Suella Braverman, home secretary, insisted at a conference in London that the government must honour its 2019 manifesto pledge, but that goal now looks highly unlikely as ministers pursue other objectives.
Jeremy Hunt, chancellor, and Gillian Keegan, education secretary, have resisted calls for curbs on student numbers, while health secretary Steve Barclay has backed efforts to recruit more foreign NHS and care staff.
With Britain also opening its doors to refugees from Ukraine, Afghanistan and those fleeing the civil rights crackdown in Hong Kong, some experts believe net migration in 2022 could top 700,000.

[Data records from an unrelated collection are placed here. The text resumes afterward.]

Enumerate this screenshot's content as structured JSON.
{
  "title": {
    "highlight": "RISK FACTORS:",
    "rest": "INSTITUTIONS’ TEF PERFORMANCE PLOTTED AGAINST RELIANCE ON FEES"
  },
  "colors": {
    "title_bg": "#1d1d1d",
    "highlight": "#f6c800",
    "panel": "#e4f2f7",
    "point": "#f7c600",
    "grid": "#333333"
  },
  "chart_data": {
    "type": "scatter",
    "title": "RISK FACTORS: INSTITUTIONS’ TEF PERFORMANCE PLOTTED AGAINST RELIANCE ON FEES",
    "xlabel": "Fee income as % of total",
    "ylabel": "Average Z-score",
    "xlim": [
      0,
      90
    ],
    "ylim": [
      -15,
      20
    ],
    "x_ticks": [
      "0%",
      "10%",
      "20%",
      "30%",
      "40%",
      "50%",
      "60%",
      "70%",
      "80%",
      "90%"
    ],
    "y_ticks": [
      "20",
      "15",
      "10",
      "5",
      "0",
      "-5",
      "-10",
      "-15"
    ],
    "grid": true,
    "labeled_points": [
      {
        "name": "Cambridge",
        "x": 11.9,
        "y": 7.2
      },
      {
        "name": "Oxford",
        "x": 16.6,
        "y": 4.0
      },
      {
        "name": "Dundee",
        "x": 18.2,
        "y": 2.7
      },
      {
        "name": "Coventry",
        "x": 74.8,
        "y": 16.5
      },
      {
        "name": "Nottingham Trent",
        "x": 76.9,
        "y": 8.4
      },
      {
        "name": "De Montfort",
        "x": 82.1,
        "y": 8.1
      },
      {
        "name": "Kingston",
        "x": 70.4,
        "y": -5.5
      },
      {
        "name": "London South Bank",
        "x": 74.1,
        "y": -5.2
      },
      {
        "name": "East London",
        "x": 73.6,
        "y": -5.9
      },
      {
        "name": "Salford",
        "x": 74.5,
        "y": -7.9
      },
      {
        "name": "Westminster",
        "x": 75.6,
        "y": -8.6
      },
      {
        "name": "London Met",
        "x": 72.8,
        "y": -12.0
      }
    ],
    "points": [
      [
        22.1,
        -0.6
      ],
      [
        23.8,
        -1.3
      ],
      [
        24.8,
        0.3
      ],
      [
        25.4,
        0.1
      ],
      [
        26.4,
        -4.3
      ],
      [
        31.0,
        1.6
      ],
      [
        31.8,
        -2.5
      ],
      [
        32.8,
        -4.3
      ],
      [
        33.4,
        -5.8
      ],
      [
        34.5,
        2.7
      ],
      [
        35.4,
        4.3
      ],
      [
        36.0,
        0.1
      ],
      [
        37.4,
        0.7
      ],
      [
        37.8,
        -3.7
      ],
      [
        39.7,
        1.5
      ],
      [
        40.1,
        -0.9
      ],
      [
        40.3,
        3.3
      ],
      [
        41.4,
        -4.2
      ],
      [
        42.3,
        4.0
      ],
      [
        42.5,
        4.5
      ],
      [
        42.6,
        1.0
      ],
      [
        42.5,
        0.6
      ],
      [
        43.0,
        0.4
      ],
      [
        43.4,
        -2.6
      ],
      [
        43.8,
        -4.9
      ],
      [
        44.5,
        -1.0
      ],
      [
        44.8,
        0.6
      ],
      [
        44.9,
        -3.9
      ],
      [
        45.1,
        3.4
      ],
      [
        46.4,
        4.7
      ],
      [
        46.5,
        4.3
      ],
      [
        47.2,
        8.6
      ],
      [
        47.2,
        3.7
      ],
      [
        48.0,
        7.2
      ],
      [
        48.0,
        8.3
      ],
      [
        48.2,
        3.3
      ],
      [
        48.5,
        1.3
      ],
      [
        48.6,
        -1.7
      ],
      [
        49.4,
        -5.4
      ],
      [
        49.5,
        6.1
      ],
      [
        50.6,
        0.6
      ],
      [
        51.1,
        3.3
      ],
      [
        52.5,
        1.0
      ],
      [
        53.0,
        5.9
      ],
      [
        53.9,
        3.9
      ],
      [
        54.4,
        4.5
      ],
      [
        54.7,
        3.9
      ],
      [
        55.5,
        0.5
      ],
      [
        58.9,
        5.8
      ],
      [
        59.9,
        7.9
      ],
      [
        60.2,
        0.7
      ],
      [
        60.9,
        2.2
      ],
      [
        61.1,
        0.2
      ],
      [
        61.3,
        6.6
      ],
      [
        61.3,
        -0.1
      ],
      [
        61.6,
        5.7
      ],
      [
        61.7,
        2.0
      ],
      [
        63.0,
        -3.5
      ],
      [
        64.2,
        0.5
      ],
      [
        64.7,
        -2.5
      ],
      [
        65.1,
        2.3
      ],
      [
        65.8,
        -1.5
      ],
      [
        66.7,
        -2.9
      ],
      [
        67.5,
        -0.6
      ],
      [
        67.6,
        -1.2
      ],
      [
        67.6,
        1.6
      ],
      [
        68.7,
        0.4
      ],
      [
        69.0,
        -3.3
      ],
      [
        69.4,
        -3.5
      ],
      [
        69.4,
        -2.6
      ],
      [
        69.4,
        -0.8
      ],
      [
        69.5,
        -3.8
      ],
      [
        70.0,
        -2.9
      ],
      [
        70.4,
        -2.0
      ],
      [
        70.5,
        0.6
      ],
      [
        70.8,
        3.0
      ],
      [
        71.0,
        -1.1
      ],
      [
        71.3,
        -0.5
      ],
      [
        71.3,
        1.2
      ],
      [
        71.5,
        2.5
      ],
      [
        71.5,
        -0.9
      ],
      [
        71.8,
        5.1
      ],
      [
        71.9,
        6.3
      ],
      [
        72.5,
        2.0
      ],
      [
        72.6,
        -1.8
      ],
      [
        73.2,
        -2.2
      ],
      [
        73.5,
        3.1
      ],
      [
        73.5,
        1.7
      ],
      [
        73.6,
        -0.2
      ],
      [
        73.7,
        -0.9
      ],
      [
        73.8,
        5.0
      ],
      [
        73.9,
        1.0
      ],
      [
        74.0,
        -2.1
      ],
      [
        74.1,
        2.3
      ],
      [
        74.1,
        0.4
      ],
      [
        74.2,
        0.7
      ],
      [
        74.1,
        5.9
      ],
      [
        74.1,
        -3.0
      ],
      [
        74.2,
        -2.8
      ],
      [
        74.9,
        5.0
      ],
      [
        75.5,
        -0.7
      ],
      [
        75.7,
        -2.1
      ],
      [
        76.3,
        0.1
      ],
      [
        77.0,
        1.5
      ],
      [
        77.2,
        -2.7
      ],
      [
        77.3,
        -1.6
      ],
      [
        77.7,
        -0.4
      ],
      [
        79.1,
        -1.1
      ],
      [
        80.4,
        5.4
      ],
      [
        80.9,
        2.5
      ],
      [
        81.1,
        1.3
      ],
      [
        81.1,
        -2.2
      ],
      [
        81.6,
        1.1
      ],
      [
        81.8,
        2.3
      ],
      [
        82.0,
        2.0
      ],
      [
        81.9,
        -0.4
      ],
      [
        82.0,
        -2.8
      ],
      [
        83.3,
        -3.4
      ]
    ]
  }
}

When the Tories made their manifesto pledge on migration that “overall numbers will come down”, the Office for National Statistics data for the year to June 2019 showed net migration at an estimated 212,000.
Downing Street on Monday said “we recognise the need to reduce overall numbers” but refused to say when this might happen or even what baseline ministers were using.
Braverman, speaking at the rightwing National Conservatism conference in London, said she backed Brexit because she wanted to control migration, adding: “We need to get overall immigration numbers down.”
She added: “It’s not xenophobic to say that mass and rapid migration is unsustainable in terms of housing supply, public services and community relations.”
However, Braverman accepted the need for high-skilled immigration and for more NHS workers, and Sunak has tried to focus attention on tackling irregular migration in small boats rather than legal migration.
Sunak has preferred to talk about “stopping the boats” rather than the much larger number of migrants arriving in the UK legally. “Illegal migration will be the priority,” Downing Street said.
Ministers are close to agreeing one move to cut legal migration: stopping family members travelling to Britain with international students pursuing a one-year masters course.
But Keegan and Hunt have resisted other Home Office options for curbing student numbers or limiting the right of graduates to stay in the UK for two years, according to officials briefed on the discussions.
The Office for Budget Responsibility, the fiscal watchdog, said in March that a larger population, due to increased net migration, “adds 0.5 per cent to potential output in 2027”.
While figures of up to a million for last year’s net migration have been mooted in the media, analysts say net inflows of about 700,000 look more plausible, based on the figures the Home Office has already published for grants of visas in the second half of 2022.
These pointed to a sustained increase in the numbers arriving to study and on skilled worker visas. “Work has really taken off,” said Alan Manning, former head of the government’s Migration Advisory Committee.
He thought it likely that net migration would ease over the next few years, as some recent arrivals returned home, but remain at relatively high levels as employers in the care sector made use of new freedoms to hire overseas.
The Home Office issued almost 77,000 visas for health and care workers in 2022 — outstripping visa grants for all other skilled workers put together — after adding care workers and home carers to the list of shortage occupations for which visa rules are easier.
Employers in sectors such as hospitality and logistics are now lobbying hard for greater freedom to hire overseas as the government reviews this shortage occupation list.
“Employers want more than jingoism from government when it comes to growing the economy,” Neil Carberry, chief executive of the Recruitment & Employment Confederation, said in response to Braverman’s comments, arguing that the scale of labour shortages meant Britain required “openness of migration for work”, which would carry “no risk of any undercutting” of UK workers.
Jonathan Portes, professor at King’s College London, accused ministers of hypocrisy for telling businesses to invest in the UK workforce, while increasingly relying on overseas recruitment in the sectors where it controls wages and working conditions.
However, the economic case for expanding work-related migration, especially in low-paid sectors that are failing to make jobs attractive to UK workers, is not clear cut.
Higher net migration would boost the size of the UK workforce and raise GDP, helping the public finances at the margin.
But while it could ease shortages in particular sectors, it would not solve an overall shortfall of workers in the UK labour force because migration itself leads to the creation of new jobs.
Economists say evidence from the past 20 years suggests migrants have not hurt the job prospects of UK workers or had any big effect on their wages, but equally they have not delivered any significant boost to UK productivity or per capita GDP.